Rebuilding the Tower of Babel – A CEO’s Perspective on Health Information Exchanges
The United States is facing the largest shortage of healthcare practitioners in our country’s history, compounded by an ever-increasing geriatric population. In 2005, one geriatrician existed for every 5,000 US residents over 65, and only nine of the 145 medical schools trained geriatricians. By 2020 the industry is estimated to be short 200,000 physicians and over a million nurses. Never, in the history of US healthcare, has so much been demanded with so few personnel. Because of this shortage combined with the geriatric population increase, the medical community has to find a way to provide timely, accurate information to those who need it uniformly.
Imagine if flight controllers spoke the native language of their country instead of the current international flight language, English. This example captures the urgency and critical nature of our need for standardized communication in healthcare. Healthy information exchange can help improve safety, reduce the length of hospital stays, cut down on medication errors, reduce redundancies in lab testing or procedures and make the health system faster, leaner, and more productive. In addition, the aging US population, along with those impacted by chronic diseases like diabetes, cardiovascular disease, and asthma, will need to see more specialists who will have to find a way to communicate with primary care providers effectively and efficiently.
This efficiency can only be attained by standardizing how the communication takes place. For example, Healthbridge, a Cincinnati-based HIE and one of the largest community-based networks, reduced their potential disease outbreaks from 5 to 8 days down to 48 hours with a regional health information exchange. Regarding standardization, one author noted, “Interoperability without standards is like language without grammar. In both cases, communication can be achieved, but the process is cumbersome and often ineffective.”
United States retailers transitioned over twenty years ago to automate inventory, sales, and accounting controls, improving efficiency and effectiveness. While uncomfortable to think of patients as inventory, perhaps this has been part of the lack of transition in the primary care setting to automation of patient records and data. Imagine a Mom & Pop hardware store on any square in mid-America packed with inventory on shelves, ordering duplicate widgets based on lack of information regarding current inventory.
Visualize any Home Depot or Lowes, and you get a glimpse of how automation has changed the retail sector in terms of scalability and efficiency. Perhaps the “art of medicine” is a barrier to more productive, efficient, and smarter medicine. Standards in information exchange have existed since 1989, but recent interfaces have evolved more rapidly thanks to increases in the standardization of regional and state health information exchanges.

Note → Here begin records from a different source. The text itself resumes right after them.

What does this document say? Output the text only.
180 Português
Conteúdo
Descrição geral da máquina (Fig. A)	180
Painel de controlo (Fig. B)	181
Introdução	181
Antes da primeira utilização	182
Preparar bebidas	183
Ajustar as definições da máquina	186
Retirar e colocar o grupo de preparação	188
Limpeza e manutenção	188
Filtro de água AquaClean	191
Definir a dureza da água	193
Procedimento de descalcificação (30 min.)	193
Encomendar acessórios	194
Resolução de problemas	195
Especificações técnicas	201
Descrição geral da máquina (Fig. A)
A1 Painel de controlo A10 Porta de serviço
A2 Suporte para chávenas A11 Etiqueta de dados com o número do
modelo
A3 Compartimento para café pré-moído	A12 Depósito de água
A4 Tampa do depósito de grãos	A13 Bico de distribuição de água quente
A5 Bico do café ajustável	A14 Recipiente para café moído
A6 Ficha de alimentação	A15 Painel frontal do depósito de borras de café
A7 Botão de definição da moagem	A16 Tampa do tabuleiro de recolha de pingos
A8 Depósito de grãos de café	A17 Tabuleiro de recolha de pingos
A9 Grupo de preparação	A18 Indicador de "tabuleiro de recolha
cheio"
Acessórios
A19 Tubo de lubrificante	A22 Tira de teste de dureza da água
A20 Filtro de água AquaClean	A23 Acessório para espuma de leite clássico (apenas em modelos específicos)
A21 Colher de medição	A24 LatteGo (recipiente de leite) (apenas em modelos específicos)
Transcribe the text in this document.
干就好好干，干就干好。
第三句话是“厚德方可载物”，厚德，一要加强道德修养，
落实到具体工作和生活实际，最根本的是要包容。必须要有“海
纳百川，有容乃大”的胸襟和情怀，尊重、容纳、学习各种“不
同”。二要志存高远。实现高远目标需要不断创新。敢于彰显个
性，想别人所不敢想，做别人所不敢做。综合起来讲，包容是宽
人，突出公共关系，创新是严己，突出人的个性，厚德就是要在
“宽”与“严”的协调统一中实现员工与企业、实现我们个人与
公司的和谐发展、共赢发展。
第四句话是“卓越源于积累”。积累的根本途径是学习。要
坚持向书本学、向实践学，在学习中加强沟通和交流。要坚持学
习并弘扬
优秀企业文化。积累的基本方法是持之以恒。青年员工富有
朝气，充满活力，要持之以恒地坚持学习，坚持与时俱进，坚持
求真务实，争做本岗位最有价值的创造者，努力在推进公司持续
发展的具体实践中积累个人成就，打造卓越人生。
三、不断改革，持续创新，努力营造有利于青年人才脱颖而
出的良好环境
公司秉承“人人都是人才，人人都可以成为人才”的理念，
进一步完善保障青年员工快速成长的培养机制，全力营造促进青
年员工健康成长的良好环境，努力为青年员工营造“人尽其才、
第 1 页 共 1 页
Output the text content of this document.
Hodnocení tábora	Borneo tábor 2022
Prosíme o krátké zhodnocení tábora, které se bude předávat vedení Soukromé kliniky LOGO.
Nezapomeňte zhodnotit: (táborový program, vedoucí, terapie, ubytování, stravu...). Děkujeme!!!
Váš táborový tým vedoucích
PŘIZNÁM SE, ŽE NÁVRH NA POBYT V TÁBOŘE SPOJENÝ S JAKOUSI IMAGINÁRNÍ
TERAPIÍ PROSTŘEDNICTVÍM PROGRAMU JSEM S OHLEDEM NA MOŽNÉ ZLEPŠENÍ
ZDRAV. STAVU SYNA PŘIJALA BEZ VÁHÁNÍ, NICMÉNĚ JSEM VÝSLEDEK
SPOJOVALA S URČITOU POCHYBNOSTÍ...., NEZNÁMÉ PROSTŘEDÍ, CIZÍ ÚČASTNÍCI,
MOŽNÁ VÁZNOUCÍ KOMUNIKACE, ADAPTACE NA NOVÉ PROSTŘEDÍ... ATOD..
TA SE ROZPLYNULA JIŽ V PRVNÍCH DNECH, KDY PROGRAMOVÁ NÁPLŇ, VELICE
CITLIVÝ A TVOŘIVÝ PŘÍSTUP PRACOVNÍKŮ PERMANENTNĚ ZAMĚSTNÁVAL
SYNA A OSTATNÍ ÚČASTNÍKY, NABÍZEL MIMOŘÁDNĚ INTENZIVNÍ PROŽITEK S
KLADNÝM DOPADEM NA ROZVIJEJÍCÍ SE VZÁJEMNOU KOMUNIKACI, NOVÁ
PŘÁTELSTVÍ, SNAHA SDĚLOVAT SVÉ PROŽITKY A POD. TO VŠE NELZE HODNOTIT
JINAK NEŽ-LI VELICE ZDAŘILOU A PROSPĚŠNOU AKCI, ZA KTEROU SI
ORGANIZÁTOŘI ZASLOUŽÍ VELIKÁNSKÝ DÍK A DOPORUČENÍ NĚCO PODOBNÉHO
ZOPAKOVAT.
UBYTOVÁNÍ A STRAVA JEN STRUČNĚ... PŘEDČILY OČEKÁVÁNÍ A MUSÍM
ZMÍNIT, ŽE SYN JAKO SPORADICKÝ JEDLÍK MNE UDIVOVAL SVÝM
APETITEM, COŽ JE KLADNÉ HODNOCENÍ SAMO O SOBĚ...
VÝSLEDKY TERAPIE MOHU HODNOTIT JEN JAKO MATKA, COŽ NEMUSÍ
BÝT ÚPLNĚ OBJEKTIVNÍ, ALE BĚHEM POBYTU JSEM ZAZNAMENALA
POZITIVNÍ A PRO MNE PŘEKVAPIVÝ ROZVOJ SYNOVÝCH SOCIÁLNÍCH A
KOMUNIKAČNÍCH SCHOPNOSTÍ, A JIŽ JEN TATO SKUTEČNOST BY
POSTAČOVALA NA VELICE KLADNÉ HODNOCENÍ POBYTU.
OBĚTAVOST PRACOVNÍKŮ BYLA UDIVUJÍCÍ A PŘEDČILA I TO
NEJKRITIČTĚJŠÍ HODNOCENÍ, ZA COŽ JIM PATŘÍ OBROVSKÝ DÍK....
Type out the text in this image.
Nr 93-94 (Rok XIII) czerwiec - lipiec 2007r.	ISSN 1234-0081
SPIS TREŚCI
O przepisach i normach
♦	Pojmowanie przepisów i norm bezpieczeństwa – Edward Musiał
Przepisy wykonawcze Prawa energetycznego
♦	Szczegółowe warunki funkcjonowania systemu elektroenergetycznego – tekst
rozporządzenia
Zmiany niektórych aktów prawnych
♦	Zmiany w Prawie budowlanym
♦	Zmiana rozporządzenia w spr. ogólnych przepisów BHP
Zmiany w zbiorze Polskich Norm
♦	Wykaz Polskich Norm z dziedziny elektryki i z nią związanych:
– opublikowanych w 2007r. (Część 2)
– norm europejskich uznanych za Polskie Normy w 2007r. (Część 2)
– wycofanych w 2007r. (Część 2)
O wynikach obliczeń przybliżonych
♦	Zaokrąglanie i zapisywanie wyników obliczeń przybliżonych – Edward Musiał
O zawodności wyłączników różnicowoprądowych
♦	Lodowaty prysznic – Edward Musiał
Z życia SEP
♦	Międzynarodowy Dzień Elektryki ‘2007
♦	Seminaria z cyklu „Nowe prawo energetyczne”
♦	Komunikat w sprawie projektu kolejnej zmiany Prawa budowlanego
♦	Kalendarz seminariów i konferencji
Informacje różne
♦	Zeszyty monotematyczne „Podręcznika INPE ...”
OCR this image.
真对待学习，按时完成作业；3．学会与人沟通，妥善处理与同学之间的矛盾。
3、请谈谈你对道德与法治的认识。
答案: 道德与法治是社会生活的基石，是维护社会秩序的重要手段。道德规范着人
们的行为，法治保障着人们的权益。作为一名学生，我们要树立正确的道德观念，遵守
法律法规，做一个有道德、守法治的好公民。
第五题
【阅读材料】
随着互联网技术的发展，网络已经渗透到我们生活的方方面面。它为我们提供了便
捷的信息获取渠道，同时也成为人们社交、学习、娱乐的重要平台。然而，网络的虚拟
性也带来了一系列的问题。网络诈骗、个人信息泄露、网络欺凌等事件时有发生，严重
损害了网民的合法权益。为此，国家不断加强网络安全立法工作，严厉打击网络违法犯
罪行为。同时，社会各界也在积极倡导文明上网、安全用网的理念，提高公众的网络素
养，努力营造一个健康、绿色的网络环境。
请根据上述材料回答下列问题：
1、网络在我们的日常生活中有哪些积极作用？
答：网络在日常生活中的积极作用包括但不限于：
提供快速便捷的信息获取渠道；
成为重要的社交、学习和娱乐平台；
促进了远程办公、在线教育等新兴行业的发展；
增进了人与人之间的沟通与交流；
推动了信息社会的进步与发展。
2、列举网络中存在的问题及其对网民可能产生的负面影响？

History of Health Information Exchanges
Major urban centers in Canada and Australia were the first to implement his successfully. The success of these early networks was linked to an integration with primary care EHR systems already in place. Health Level 7 (HL7) represents the first health language standardization system in the United States, beginning with a meeting at the University of Pennsylvania in 1987. HL7 has successfully replaced antiquated interactions like faxing, mail, and direct provider communication, which often represent duplication and inefficiency. Process interoperability increases human understanding across networks health systems to integrate and communicate.
Standardization will ultimately impact how effective communication functions in the same way that grammar standards foster better communication. The United States National Health Information Network (NHIN) sets the standards that foster this delivery of communication between health networks. HL7 is now on its third version, which was published in 2004. The goals of HL7 are to increase interoperability, develop coherent standards, educate the industry on standardization and collaborate with other sanctioning bodies like ANSI and ISO who are also concerned with process improvement.
In the United States, one of the earliest HIE’s started in Portland, Maine. HealthInfoNet is a public-private partnership and is believed to be the largest statewide HIE. The network’s goals are to improve patient safety, enhance the quality of clinical care, increase efficiency, reduce service duplication, identify public threats more quickly and expand patient record access. The four founding groups, the Maine Health Access Foundation, Maine CDC, The Maine Quality Forum, and Maine Health Information Center (Onpoint Health Data), began their efforts in 2004.
In Tennessee, Regional Health Information Organizations (RHIO’s) were initiated in Memphis and the Tri-Cities region. In the Tri-Cities region, cars park, a 501(3)c, was considered a direct project where clinicians interact directly with each other using Carespark’s HL7 compliant system as an intermediary to translate the data bi-directionally.
Veterans Affairs (VA) clinics also played a crucial role in the early stages of building this network. In the delta, the Midsouth eHealth Alliance is an RHIO connecting Memphis hospitals like Baptist Memorial (5 sites), Methodist Systems, Lebonheur Healthcare, Memphis Children’s Clinic, St. Francis Health System, St Jude, The Regional Medical Center, and UT Medical. These regional networks allow practitioners to share medical records, lab values, medicines, and other reports more efficiently.